Personal details
- Born: September 5, 1958 (age 67)

= Philippe Mettoux =

French government official (born 1958)

Philippe Mettoux (born 5 September 1958) is a French government official who was the designated Minister of State of Monaco, and was set to assume office on 4 July 2025 before renouncing. He previously worked for SNCF and as a political advisor.

==Biography==
Mettoux was born in 1958 He graduated from the University of Poitiers with a master's degree and later attended the French National School for the Judiciary. He began his career as a prosecutor in several French courts. In 2000, he became the head of the Directorate of Criminal Affairs and Pardons in the French Ministry of Justice, a position he served in for two years.

Afterwards, Mettoux worked in the Central Service for the Prevention of Corruption before becoming a political advisor. He advised Minister of Justice Dominique Perben and then Minister of the Interior and later Prime Minister Dominique de Villepin. He held the title of Advisor to the Prime Minister for Justice from 2005 to 2007. Afterwards, he joined the French Conseil d'État (Council of State). In 2013, he joined SNCF, where he served as legal and compliance director and internal mediator. He also served as the president of SNCF America as well as chairman of the board of directors from 2021.

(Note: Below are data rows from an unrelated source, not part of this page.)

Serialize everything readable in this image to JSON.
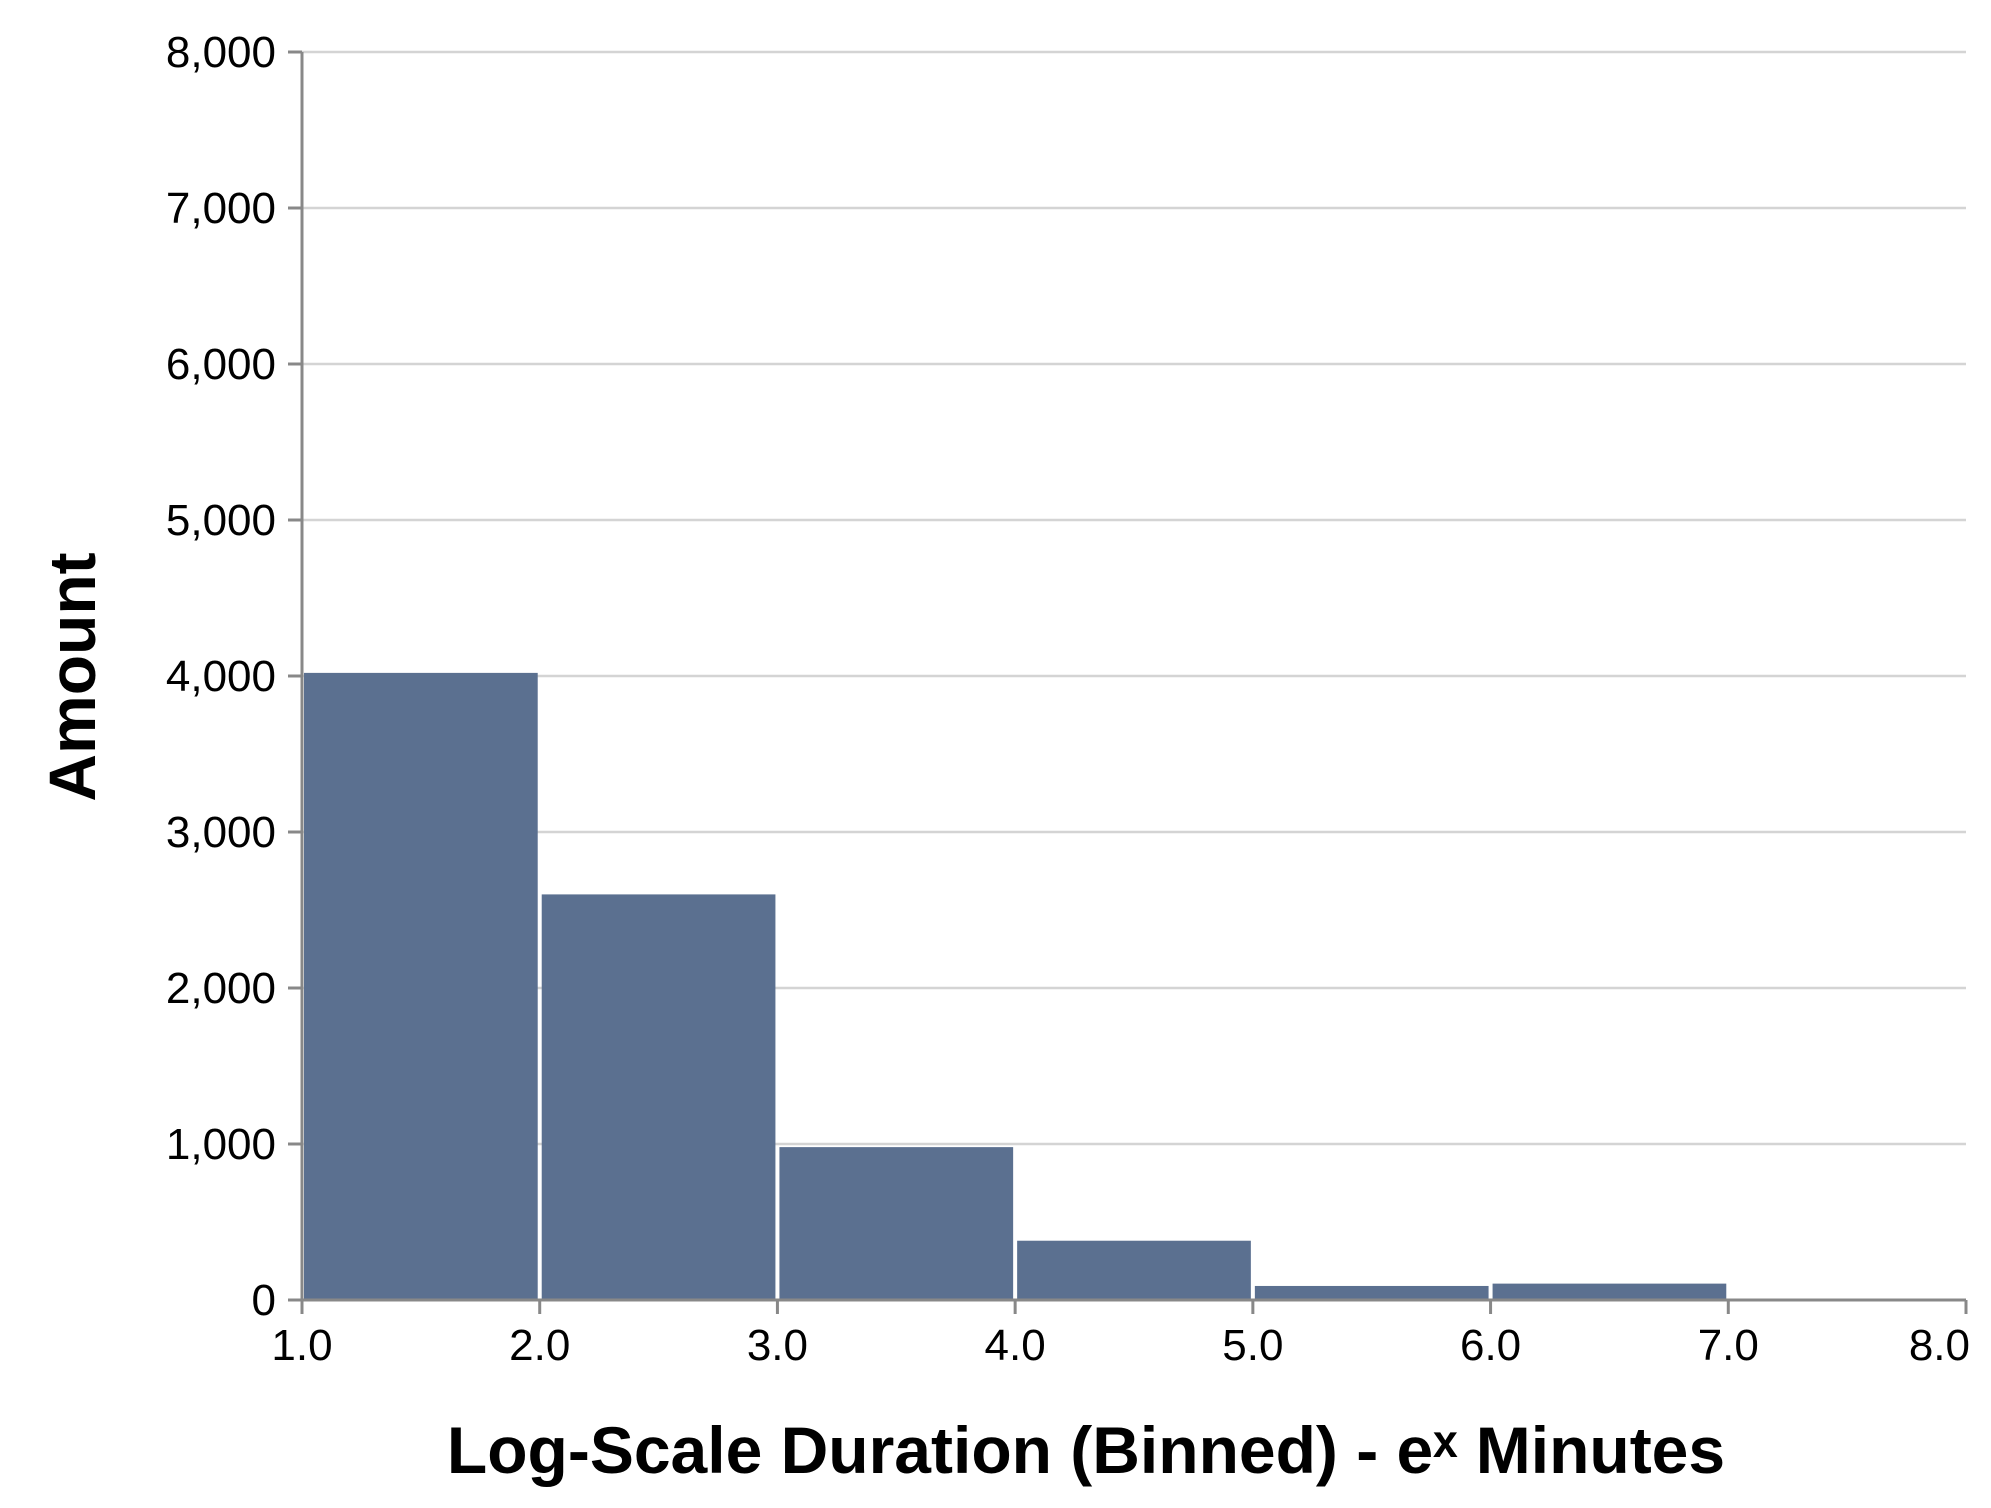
{
  "chart_data": {
    "type": "bar",
    "title": "",
    "xlabel": "Log-Scale Duration (Binned) - eˣ Minutes",
    "ylabel": "Amount",
    "bins": [
      {
        "start": 1.0,
        "end": 2.0,
        "value": 4020
      },
      {
        "start": 2.0,
        "end": 3.0,
        "value": 2600
      },
      {
        "start": 3.0,
        "end": 4.0,
        "value": 980
      },
      {
        "start": 4.0,
        "end": 5.0,
        "value": 380
      },
      {
        "start": 5.0,
        "end": 6.0,
        "value": 90
      },
      {
        "start": 6.0,
        "end": 7.0,
        "value": 105
      },
      {
        "start": 7.0,
        "end": 8.0,
        "value": 5
      }
    ],
    "xlim": [
      1.0,
      8.0
    ],
    "ylim": [
      0,
      8000
    ],
    "x_ticks": [
      "1.0",
      "2.0",
      "3.0",
      "4.0",
      "5.0",
      "6.0",
      "7.0",
      "8.0"
    ],
    "y_ticks": [
      "0",
      "1,000",
      "2,000",
      "3,000",
      "4,000",
      "5,000",
      "6,000",
      "7,000",
      "8,000"
    ],
    "y_tick_values": [
      0,
      1000,
      2000,
      3000,
      4000,
      5000,
      6000,
      7000,
      8000
    ],
    "x_tick_values": [
      1,
      2,
      3,
      4,
      5,
      6,
      7,
      8
    ],
    "grid": "horizontal",
    "colors": {
      "bar": "#5b7090",
      "grid": "#d4d4d4",
      "axis": "#888888"
    }
  }
}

On 4 June 2025, he was appointed by Albert II as the new Minister of State of Monaco, to assume office on 4 July, succeeding acting minister Isabelle Berro-Amadeï, who assumed office in January 2025 following the death of Didier Guillaume. On 26 June 2025, Mettoux gave up his tenure before assuming the office, because "negative and contrary forces at work to perpetuate the archaic practices of the past and prevent it from carrying out [his] mission".